Regelmäßig war mitten in der Nacht das ganze Stockwerk in Aufruhr. Laute Musik und angelassenes Licht raubten den Bewohner*innen den Schlaf. Es war zwecklos: Kein Beschweren, Betteln oder Toben brachte Omar* zum Einlenken. Niemand ahnte, was der junge Mann im Zimmer nebenan Nacht für Nacht durchlebte: Er träumte von Schüssen und Schlägen, und von Menschen, die vor seinen Augen abgeschlachtet wurden wie Tiere oder im Meer ertranken. Eines Tages kletterte der Nigerianer aufs Dach seiner Unterkunft, um zu springen. Aufmerksame Mitbewohner griffen in letzter Sekunde ein. Erst als Omar mit einer Therapie begann, lernte er, was er gegen seine Angstzustände tun konnte. Er erfuhr, dass es einen Namen für sein Leiden gibt: posttraumatische Belastungsstörung.

Dieser Störung begegnen die Mitarbeiter*innen von Roland Keim seit Jahren immer häufiger. Die Symptome sind ähnlich: Albträume, Flashbacks, Schreckhaftigkeit, Angstzustände, emotionale Taubheit, Blackouts. Der Leiter des Psychologischen Dienstes in Brixen erklärt: „Ein Trauma entsteht durch eine Erfahrung, die sich so sehr von allem unterscheidet, was ein Mensch in seinem bisherigen Dasein erlebt hat, dass er es seinem individuellen Weltverständnis nicht mehr zuordnen kann und dadurch tief verstört ist.“

Menschen, die Situationen durchleben, in denen sie hilflos Gewalt ausgesetzt sind, entwickeln Traumata. Das kann bei Naturkatastrophen, Unfällen oder beim Verlust von Angehörigen passieren. Mit sehr viel höherer Wahrscheinlichkeit seien aber Menschen traumatisiert, die Gewalt durch andere Menschen am eigenen Körper erfahren oder an Mitmenschen beobachtet haben, erklärt Keim. Nach solchen Erlebnissen reagieren Psyche und Körper auf eine ganz besondere Art, „teilweise unabhängig von Geschlecht, Alter oder Kultur.“ Wenn Menschen verletzt, gefoltert, erniedrigt oder vergewaltigt werden, können sie das Grundvertrauen in die Welt und in ihre Mitmenschen verlieren. Sie fühlen sich nicht mehr sicher – auch dann nicht, wenn sie in Sicherheit sind.
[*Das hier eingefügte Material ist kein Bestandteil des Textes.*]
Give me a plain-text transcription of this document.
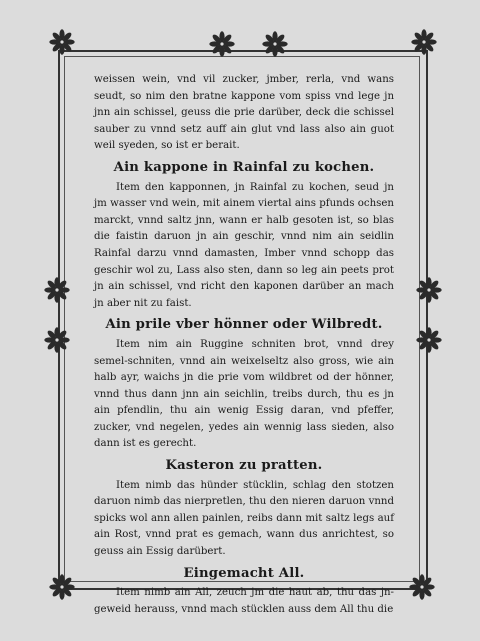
weissen wein, vnd vil zucker, jmber, rerla, vnd wans seudt, so nim den bratne kappone vom spiss vnd lege jn jnn ain schissel, geuss die prie darüber, deck die schissel sauber zu vnnd setz auff ain glut vnd lass also ain guot weil syeden, so ist er berait.

Ain kappone in Rainfal zu kochen.

Item den kapponnen, jn Rainfal zu kochen, seud jn jm wasser vnd wein, mit ainem viertal ains pfunds ochsen marckt, vnnd saltz jnn, wann er halb gesoten ist, so blas die faistin daruon jn ain geschir, vnnd nim ain seidlin Rainfal darzu vnnd damasten, Imber vnnd schopp das geschir wol zu, Lass also sten, dann so leg ain peets prot jn ain schissel, vnd richt den kaponen darüber an mach jn aber nit zu faist.

Ain prile vber hönner oder Wilbredt.

Item nim ain Ruggine schniten brot, vnnd drey semel-schniten, vnnd ain weixelseltz also gross, wie ain halb ayr, waichs jn die prie vom wildbret od der hönner, vnnd thus dann jnn ain seichlin, treibs durch, thu es jn ain pfendlin, thu ain wenig Essig daran, vnd pfeffer, zucker, vnd negelen, yedes ain wennig lass sieden, also dann ist es gerecht.

Kasteron zu pratten.

Item nimb das hünder stücklin, schlag den stotzen daruon nimb das nierpretlen, thu den nieren daruon vnnd spicks wol ann allen painlen, reibs dann mit saltz legs auf ain Rost, vnnd prat es gemach, wann dus anrichtest, so geuss ain Essig darübert.

Eingemacht All.

Item nimb ain All, zeuch jm die haut ab, thu das jn-geweid herauss, vnnd mach stücklen auss dem All thu die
Mit den Menschen kommen ihre Leiden

Kalter Schweiß tropfte von seiner Stirn, sein Herz raste: Zusammengekauert saß Mohamed* hinter einem parkenden Auto in Bozen und zitterte am ganzen Leib. So fand ihn die Polizei, die in der ganzen Stadt nach ihm gesucht hatte. Nicht weil er etwas angestellt hatte, sondern weil er sich an der Hand verletzt hatte und in der Ersten-Hilfe-Station des Krankenhauses plötzlich panisch davongelaufen war. Das Bild seiner blutenden Hand hatte etwas in ihm ausgelöst. Ein Bild, ein Geruch, ein Geräusch genügt, um eine traumatisierte Person aus der Bahn zu werfen: Sogenannte Trigger sorgen dafür, dass ein Betroffener plötzlich wieder eine traumatische Situation so durchlebt, als wäre sie gegenwärtig real. Der Anblick seiner blutverschmierten Hände löste bei Mohamed einen Flashback aus. Die Verzweiflung, die Panik, die Angst, die er damals verspürte, als er seine sterbenden Eltern in den Armen hielt – alles war wieder da.

„In Ausnahmesituationen geht unser Körper in eine Art Überlebensmodus“, erklärt Erwin Steiner, der Landeskoordinator der Südtiroler Notfallpsychologie. Bestimmte Stresshormone und Schutzmechanismen im Körper sorgen dafür, dass der Mensch auch in extremen Situationen funktioniert. Dabei setzen Grundbedürfnisse wie Schlaf, Harndrang oder Hunger aus. Alles ist auf Überleben gepolt. „Dieser Modus kann für einen längeren Zeitraum andauern und dazu führen, dass Menschen auch nach einem traumatischen Erlebnis weiterhin in diesem Ausnahmezustand bleiben und automatisiert auf bestimmte Stressauslöser reagieren“, sagt Steiner. Das erkläre auch Konzentrationsprobleme, Erinnerungslücken, Gefühlstaubheit und Schreckhaftigkeit – Symptome, die viele Betroffene aufweisen, und die insbesondere im Umgang mit Flüchtlingen häufig falsch interpretiert würden.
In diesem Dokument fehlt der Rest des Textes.